-8- Anılardan kaçamazsın.

156K 3.7K 143
                                    

Şu kıza sinirlenmemem için tek bir neden söyleyin. Sadece 1 tane. Kızın bakışları bile sinir bozucuydu.

''Ne işin var burada ?'' diye sordu Ada, o iğrenç bakışlarından birini yollarken.

''Dorukla konuşacağım. Bir sakıncası mı var ?'' Yüzümde yalan olduğu her yerinden belli olan bir sırıtış vardı.

''Evet, var tatlım. Konuşamazsın.'' Omuz silkti.

''Sen öyle san.'' dedim ve onu hafifçe yana ittirerek içeri geçtim.

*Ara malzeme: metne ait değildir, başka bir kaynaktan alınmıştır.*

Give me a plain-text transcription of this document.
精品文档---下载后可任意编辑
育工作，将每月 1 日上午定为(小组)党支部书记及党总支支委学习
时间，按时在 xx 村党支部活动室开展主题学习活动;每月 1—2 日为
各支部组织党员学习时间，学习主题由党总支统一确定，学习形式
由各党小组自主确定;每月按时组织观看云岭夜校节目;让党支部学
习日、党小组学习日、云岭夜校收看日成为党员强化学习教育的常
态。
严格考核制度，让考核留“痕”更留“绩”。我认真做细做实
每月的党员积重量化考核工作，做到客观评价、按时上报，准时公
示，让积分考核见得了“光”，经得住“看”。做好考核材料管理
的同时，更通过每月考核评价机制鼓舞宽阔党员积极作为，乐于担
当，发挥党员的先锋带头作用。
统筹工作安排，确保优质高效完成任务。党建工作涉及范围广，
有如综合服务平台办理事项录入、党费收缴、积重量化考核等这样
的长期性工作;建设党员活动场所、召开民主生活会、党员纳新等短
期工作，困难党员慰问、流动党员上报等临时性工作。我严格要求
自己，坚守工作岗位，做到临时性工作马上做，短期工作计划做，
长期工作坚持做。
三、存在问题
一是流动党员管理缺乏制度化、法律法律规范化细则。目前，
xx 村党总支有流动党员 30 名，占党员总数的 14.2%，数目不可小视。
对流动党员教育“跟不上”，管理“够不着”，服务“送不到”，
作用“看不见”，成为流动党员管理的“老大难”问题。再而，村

O arkamdan bana bir şeyler söylerken ben içeriye göz atmakla meşguldüm. Salonu değiştirmişlerdi. Önceden beyaz tonlarındayken şimdi kırmızı - siyah tonlarındaydı. Yukarıya, Doruğun odasına gitmek için merdivenlerden çıkarken Ada kollarını birleştirmiş bir şekilde peşimden yürüyordu. Bana attığı sinir bakışlarını da unutmayalım lütfen. Doruğun odasına girecekken peşimden Ada da girmeye niyetlenmişti.

''Özel konuşacağım.''

''Tamam, Doruğun özelleri beni de ilgilendiriyor.''

Gözlerimi kapattım ve derin bir nefes aldım. Artık sakin değildim. Sesim daha da yükselmişti. ''Bak, tatlım. Şimdi ne yapacaksın biliyor musun ?'' Tek kaşını kaldırmış bir şekilde bana bakıyordu. ''O nazik kıçını sürükleyeceksin ve gideceksin.''

''Bana emir mi veriyorsun sen ?'' Sırtını dikleştirip, tehditkar bakışlar atıyordu.

''İnan bana, sinirliyken beni görmek bile istemezsin.'' diye tısladım, dişlerimin arasından.

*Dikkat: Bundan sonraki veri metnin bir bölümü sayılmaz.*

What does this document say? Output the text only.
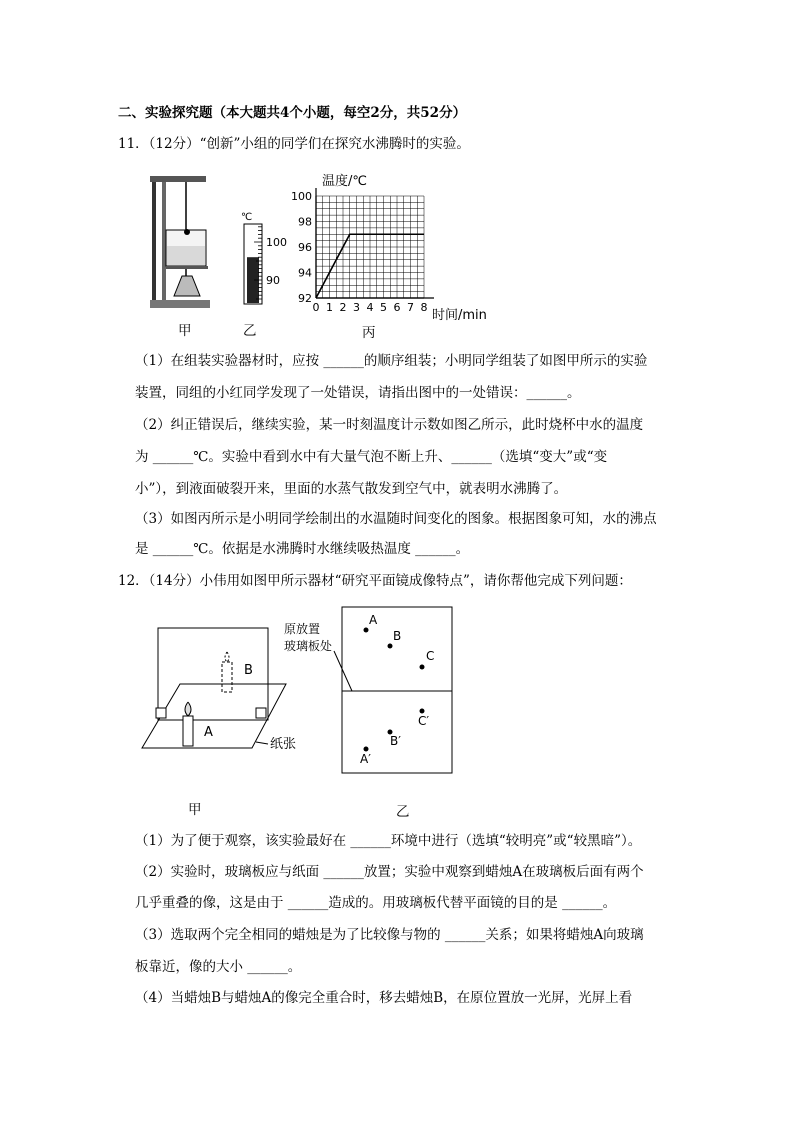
二、实验探究题（本大题共4个小题，每空2分，共52分）
11．（12分）“创新”小组的同学们在探究水沸腾时的实验。
甲
℃
100
90
乙
92
94
96
98
100
0 1 2 3 4 5 6 7 8
温度/℃
时间/min
丙
（1）在组装实验器材时，应按 ______的顺序组装；小明同学组装了如图甲所示的实验
装置，同组的小红同学发现了一处错误，请指出图中的一处错误：______。
（2）纠正错误后，继续实验，某一时刻温度计示数如图乙所示，此时烧杯中水的温度
为 ______℃。实验中看到水中有大量气泡不断上升、______（选填“变大”或“变
小”），到液面破裂开来，里面的水蒸气散发到空气中，就表明水沸腾了。
（3）如图丙所示是小明同学绘制出的水温随时间变化的图象。根据图象可知，水的沸点
是 ______℃。依据是水沸腾时水继续吸热温度 ______。
12．（14分）小伟用如图甲所示器材“研究平面镜成像特点”，请你帮他完成下列问题：
B
A
纸张
甲
原放置
玻璃板处
A
B
C
C′
B′
A′
乙
（1）为了便于观察，该实验最好在 ______环境中进行（选填“较明亮”或“较黑暗”）。
（2）实验时，玻璃板应与纸面 ______放置；实验中观察到蜡烛A在玻璃板后面有两个
几乎重叠的像，这是由于 ______造成的。用玻璃板代替平面镜的目的是 ______。
（3）选取两个完全相同的蜡烛是为了比较像与物的 ______关系；如果将蜡烛A向玻璃
板靠近，像的大小 ______。
（4）当蜡烛B与蜡烛A的像完全重合时，移去蜡烛B，在原位置放一光屏，光屏上看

''Ne oluyor burada ?'' dedi yorgun bir halde odasından çıkan Doruk. Yüzü yine hafif morarıklarla doluydu. Ama dünkü kadar kötü değildi.

''Sevgiliciğine gitmesini, özel bir şey konuşacağımızı söyledim ama dinlemiyor.'' Doruğa söylüyordum bunları ama konuşurken Ada'nın yüzüne bakıyordum. Yüzümü Doruğa bakmak için çevirdiğimde Ada'ya ; kafasıyla, çıkması için işaret yaptığını gördüm. Sinirden yüzü kızarırken ağzını açtı ama sonra kapadı ve hiçbir şey demeden çıkıp gitti Ada. Giderken bana yine kötü kötü bakmayı ihmal etmiyordu.

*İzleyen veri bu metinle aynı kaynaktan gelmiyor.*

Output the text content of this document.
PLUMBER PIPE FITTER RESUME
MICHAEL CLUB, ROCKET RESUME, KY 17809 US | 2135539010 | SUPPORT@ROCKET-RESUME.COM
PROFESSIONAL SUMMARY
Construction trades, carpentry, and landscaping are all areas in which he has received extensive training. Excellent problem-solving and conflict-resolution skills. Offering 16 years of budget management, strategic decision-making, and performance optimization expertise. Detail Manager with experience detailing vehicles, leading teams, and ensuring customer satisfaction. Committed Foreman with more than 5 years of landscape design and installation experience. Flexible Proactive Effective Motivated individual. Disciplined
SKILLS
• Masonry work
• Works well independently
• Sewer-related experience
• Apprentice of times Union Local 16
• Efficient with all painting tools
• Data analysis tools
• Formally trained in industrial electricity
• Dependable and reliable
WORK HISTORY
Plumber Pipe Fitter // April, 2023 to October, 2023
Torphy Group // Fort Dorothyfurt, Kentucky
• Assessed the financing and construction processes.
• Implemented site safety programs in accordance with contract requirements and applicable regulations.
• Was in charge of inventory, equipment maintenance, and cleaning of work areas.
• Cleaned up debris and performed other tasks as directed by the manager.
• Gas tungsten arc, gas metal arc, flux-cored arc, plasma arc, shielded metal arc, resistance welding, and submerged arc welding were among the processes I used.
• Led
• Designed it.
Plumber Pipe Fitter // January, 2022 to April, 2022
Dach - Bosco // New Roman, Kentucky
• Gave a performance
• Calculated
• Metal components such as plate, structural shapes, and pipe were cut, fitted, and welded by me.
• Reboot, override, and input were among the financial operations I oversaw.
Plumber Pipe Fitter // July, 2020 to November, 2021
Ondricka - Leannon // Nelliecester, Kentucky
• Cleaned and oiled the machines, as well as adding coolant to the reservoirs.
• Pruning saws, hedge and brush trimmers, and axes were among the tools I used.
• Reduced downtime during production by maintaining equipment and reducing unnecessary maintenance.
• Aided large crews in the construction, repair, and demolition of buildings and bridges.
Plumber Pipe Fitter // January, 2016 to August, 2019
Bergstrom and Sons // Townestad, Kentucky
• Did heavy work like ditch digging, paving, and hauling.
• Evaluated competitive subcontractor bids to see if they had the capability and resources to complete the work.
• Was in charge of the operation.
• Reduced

Aşağıdan kapının hızla çarpma sesi gelince tekrardan Doruğun yüzüne döndüm. ''Ne yapmaya çalışıyorsun sen ?'' dedim bağırarak. Sinirlerimi kontrol edemiyordum artık. Bunalmıştım. Her şeyden. Bu iğrenç tavırlarından ve bana böyle bakmasından.

"Evime gelen sensin. Ne yapmışım ?"

"Bana fahişe muamelesi yapan da sensin. Sinirlerimi bozan da sensin. Hayatta en nefret ettiğim şeylerin başında gelen kişi de sensin. Başka ne yapabilirsin ki ? Daha ne kadar iğrençleşebilirsin gözümde ?" Bir anda patlamıştım. Yüz ifadesine bakılırsa bayaa üstüne gitmiştim anlaşılan.

Benim Ada ile konuşurken yaptığım gibi gözlerini kapatıp derin bir nefes aldı ve omzumdan tuttuğu gibi arkamdaki duvara yapıştırdı beni. Bakışları sinirliydi.

"Seni herkesten kıskanan da benim. Bir gün bile aklından çıkarmayan da benim. Sana deliler gibi aşık olan kişi de benim. Ada'yı her öptüğünde seni aklına getiren de benim. Tüm bunlar için de ben suçluyum, değil mi ? Ama ne var, biliyor musun ? Tüm bunların sebebi sensin. Bu da senin suçun. Şimdi eşitlendik ha, ne dersin ?"

Hangi ara oldu bilmiyorum ama tenime değen bir gözyaşı hissettim. İster istemez bir damla düşmüştü gözlerimden. Bunu kaldıramazdım. Aşık olduğum adamın yüzüne bakarken her gün bana dediği laflar aklıma gelirken, tekrardan ona bağlanamam. Yapamam. O kadar güçlü değilim ben.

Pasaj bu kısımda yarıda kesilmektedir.